Berger states that the top priority in the document is force design and that he is personally leading the effort for what the future force design will look like.

What it means, though, is modernization over expansion.

“We will divest of legacy defense programs and force structure that support legacy capabilities,” Berger states. “If provided the opportunity to secure additional modernization dollars in exchange for force structure, I am prepared to do so.”

The III Marine Expeditionary Force (MEF) will become the Corps’ main focus of effort. The III MEF is honed in on the Pacific region.

“III MEF will be a credible deterrent to adversary aggression in the Pacific,” Berger said. “It is designed to provide U.S. Indo-Pacific Command and the commander [of] 7th Fleet with a fight-tonight, stand in force capability to persist inside an adversary’s weapon systems threat range, create a mutually contested space, and facilitate the larger naval campaign.”

Berger’s guidance also puts a heavy emphasis on changing the way the Marine Corps addresses personnel issues.

Berger calls out the current manpower model as based on producing mass over quality. The guidance calls for the Marine Corps to consider up to one-year leaves-of-absence for mothers to remain with their children before returning to service.

The guidance also looks at how the Corps retains, recruits and promotes Marines.

Berger states that the Marines currently look at time and experience, rather than talent, performance or future potential.

“While performance is factored into promotion selection, it is narrowed to a slim cohort, roughly based on year groups — an antiquated model,” the guidance states.

The guidance suggests advancing Marines more quickly based on need and gaining more tools to recruit Marines with needed skills.

Berger also wants the Marine Corps to weigh current performance over average performance, to consider letting Marines stay in the service longer than the 20 year mark and to allow them to change career paths as their interests evolve.

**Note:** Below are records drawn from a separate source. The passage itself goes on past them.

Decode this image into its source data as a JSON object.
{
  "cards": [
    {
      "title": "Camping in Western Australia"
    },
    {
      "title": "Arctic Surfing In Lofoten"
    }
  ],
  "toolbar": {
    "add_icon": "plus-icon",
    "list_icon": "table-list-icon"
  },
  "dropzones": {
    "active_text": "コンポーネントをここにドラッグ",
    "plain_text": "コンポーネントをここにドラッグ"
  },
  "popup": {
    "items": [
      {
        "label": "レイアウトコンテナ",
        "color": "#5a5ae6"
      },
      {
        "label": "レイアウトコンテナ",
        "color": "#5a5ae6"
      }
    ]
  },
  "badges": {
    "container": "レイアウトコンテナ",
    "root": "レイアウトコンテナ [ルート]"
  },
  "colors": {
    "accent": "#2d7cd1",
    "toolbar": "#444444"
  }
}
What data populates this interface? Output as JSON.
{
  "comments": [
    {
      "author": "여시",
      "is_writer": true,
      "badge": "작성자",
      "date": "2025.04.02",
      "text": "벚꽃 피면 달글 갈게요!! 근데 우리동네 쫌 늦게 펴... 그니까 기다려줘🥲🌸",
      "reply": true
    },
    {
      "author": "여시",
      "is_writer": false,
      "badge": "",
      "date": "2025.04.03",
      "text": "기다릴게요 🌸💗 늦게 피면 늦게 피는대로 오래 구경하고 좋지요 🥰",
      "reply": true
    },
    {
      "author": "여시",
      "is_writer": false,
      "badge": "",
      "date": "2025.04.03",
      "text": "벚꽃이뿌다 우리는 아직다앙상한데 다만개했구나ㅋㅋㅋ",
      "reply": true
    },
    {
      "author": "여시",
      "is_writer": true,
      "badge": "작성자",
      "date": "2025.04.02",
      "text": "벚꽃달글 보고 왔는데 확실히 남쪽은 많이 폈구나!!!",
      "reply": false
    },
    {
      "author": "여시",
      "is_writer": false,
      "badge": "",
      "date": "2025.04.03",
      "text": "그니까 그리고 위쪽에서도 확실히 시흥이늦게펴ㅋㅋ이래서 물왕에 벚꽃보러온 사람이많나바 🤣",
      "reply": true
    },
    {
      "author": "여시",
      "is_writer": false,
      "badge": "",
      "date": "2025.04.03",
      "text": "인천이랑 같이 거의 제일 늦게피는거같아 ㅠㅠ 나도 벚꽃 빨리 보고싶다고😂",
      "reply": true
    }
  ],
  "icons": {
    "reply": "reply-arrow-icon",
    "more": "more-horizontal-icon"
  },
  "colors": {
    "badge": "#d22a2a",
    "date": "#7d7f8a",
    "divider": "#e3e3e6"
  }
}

“Current policies drive increased permanent change of station costs, throw away talent at the point it is most productive and highly trained, and discourage performers who would like to continue serving, but may be less interested in promotion or constant disruptive moves of questionable personal and professional value,” Berger said.

He also recommends changing the bonus structure away from blocks of occupations and more to target the individuals the service wants to retain. The incentives-based model “should use money like a focused weapon and aim it at the exact individual” the Marine Corps needs.

Berger said that he is willing to trim end-strength in favor of quality and wants to request more modern tools from Congress to compete in the talent marketplace. He added that the changes Congress made to the military personnel system are only modest improvements at this point.